I have a Synology NAS for personal use that it is not accessible outside my local home network.
Is there any value in replacing the stock self-signed certificate?
I already have a custom domain with a pfSense firewall that is already using ACME for Let’s Encrypt certs, so I don’t think I can forward port 80 to the Synology, not that I want to anyways.
Would it be worth setting up the Synology DDNS to replace that stock self-signed cert?

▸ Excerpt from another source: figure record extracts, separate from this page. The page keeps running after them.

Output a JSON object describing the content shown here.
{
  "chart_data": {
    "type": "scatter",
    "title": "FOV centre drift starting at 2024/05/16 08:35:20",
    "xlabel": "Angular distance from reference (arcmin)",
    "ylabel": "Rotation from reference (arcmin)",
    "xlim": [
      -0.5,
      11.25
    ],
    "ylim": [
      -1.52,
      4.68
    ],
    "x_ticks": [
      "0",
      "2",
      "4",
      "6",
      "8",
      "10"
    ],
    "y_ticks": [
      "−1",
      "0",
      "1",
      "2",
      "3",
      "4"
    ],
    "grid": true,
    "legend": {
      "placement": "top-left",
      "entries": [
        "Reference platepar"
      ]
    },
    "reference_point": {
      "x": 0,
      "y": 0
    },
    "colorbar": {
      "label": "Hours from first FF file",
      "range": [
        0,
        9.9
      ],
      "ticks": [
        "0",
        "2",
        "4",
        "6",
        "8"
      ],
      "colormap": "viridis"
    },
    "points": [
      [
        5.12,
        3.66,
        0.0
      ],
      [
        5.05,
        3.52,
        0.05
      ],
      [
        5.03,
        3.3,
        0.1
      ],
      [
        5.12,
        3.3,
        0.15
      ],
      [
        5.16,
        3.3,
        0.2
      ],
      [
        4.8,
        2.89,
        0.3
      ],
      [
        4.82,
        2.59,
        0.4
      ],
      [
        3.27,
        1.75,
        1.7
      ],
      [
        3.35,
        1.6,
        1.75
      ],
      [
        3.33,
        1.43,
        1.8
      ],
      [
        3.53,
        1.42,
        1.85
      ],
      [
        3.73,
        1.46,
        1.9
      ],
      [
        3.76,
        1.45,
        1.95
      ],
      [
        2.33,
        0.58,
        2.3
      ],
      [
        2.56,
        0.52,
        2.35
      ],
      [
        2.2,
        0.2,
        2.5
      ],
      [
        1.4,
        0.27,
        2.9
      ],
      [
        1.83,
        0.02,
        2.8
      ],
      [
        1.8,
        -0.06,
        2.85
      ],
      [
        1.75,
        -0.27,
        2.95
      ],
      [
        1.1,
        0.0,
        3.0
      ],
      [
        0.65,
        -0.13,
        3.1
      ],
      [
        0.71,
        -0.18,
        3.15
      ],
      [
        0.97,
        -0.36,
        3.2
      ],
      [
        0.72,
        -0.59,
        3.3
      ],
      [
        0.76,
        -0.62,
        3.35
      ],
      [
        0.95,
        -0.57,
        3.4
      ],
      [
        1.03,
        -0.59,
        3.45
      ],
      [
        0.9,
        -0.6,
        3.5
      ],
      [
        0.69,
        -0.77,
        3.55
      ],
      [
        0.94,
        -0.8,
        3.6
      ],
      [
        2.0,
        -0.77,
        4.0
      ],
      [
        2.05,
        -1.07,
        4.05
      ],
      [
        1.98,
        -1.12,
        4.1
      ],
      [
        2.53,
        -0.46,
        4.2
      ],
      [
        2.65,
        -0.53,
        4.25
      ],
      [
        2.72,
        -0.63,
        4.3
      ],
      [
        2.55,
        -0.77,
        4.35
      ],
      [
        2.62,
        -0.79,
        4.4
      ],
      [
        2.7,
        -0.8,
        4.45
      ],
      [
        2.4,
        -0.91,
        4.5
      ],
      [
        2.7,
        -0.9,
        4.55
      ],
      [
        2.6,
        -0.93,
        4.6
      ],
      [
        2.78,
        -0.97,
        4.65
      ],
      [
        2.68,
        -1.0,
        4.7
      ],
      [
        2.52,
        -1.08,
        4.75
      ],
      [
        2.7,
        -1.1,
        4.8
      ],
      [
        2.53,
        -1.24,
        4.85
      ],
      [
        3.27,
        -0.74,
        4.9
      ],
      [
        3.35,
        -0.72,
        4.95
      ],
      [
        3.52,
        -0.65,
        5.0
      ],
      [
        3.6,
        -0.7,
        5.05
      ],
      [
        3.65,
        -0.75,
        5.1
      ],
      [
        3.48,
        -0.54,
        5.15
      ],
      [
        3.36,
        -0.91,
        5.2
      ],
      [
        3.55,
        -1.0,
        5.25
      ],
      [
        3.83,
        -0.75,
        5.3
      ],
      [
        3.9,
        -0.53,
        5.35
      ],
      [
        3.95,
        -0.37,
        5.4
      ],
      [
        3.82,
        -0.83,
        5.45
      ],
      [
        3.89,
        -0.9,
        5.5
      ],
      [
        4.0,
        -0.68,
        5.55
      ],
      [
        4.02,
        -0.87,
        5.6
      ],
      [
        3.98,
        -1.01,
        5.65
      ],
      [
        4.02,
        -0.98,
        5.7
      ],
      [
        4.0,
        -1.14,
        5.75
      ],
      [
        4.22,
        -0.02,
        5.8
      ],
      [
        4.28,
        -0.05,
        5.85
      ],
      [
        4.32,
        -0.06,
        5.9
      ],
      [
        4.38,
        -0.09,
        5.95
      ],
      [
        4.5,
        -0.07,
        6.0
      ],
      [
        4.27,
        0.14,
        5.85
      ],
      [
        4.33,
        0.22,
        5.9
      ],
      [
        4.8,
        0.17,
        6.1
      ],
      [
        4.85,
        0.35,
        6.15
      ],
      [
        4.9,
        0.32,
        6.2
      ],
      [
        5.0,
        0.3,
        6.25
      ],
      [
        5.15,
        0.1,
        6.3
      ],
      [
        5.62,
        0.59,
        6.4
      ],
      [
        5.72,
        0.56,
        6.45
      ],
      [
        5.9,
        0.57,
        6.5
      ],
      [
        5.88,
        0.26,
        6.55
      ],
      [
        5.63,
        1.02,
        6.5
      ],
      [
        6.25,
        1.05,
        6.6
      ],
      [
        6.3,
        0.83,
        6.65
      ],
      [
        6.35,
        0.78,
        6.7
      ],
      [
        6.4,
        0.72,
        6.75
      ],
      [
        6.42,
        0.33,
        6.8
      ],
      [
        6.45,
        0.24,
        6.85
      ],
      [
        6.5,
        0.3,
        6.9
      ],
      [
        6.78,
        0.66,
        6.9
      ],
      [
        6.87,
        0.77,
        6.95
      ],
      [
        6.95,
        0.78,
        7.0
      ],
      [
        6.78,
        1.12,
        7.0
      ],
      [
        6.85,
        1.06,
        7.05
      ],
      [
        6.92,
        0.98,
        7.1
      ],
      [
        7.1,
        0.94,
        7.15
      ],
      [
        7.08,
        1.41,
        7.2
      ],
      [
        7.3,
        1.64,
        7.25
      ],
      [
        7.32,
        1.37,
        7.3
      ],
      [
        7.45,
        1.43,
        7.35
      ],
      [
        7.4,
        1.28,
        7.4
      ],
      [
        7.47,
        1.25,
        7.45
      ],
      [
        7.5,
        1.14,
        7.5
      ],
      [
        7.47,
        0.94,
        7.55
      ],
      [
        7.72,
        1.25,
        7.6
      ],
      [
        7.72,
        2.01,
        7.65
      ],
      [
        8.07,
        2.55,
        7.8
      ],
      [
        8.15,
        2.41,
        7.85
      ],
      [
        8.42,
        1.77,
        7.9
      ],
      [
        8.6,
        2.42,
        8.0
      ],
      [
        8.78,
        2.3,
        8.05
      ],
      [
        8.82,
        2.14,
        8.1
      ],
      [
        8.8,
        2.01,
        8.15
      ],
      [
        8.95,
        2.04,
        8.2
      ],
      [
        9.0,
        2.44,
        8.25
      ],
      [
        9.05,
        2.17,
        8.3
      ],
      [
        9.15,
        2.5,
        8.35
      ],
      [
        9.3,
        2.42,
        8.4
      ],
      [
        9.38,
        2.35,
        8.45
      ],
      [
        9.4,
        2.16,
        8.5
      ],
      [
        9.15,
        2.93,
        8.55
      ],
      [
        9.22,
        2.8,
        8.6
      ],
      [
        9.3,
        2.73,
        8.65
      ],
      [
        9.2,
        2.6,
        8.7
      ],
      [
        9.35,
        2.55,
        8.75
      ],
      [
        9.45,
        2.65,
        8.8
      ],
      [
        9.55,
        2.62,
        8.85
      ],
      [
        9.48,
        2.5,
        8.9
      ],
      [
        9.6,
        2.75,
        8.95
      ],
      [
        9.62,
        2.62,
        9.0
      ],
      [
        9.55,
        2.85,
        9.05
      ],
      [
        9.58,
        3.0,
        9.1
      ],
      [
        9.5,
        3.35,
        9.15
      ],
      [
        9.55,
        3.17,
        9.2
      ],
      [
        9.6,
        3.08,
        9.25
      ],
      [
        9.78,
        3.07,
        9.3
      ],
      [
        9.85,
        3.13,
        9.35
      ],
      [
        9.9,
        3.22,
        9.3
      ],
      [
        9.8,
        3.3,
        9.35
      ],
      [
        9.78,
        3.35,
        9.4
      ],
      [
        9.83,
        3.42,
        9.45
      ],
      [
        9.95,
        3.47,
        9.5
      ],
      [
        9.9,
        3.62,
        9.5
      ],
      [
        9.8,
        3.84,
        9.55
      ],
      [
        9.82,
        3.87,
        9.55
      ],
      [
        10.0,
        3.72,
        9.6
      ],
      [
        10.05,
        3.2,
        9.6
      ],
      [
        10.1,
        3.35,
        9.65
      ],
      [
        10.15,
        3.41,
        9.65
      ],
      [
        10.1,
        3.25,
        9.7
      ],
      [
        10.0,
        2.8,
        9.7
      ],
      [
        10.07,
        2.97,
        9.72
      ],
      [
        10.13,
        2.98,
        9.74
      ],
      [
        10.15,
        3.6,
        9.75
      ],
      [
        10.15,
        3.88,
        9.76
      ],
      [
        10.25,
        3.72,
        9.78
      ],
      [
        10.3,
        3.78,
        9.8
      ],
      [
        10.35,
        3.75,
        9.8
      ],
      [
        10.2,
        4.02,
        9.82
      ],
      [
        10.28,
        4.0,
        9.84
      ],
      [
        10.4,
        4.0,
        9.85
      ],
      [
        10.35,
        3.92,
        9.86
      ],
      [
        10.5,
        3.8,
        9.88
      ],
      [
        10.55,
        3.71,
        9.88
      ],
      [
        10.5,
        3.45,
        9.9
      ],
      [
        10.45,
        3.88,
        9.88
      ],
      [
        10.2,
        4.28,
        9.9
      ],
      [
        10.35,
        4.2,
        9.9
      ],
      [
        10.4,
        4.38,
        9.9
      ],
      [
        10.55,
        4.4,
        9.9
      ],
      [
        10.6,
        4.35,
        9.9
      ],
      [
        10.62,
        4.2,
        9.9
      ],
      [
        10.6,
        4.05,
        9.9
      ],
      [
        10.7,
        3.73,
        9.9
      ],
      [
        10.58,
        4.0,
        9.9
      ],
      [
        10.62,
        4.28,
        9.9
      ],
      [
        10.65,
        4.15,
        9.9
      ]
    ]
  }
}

I am not sure if it is worth it or not, TBH, but I did it. I have let’s encrypt certs on every piece of hardware in my home lab and on all the VMs/dockers. I don’t expose my Synology publicly other than using using their apps on my phone. The other way I use my Synology is with Tailscale. I pretty much can access my entire home lab from the road using Tailscale on my laptop. I feel like it was cheap insurance to put certs on everything. BTW, I didn’t have to use DDNS to get a cert. I used Cloudflare DNS challenge authentication. My home lab domain is on Cloudflare, but it is not publicly exposed. Its pretty easy once you figure it out the first time. It costs me $8.51 a year for my domain. Well worth it in my mind. I also use my pfSense as my primary DNS resolver, so all the stuff on my home lab domain is accessible by a FQDN instead of an IP address.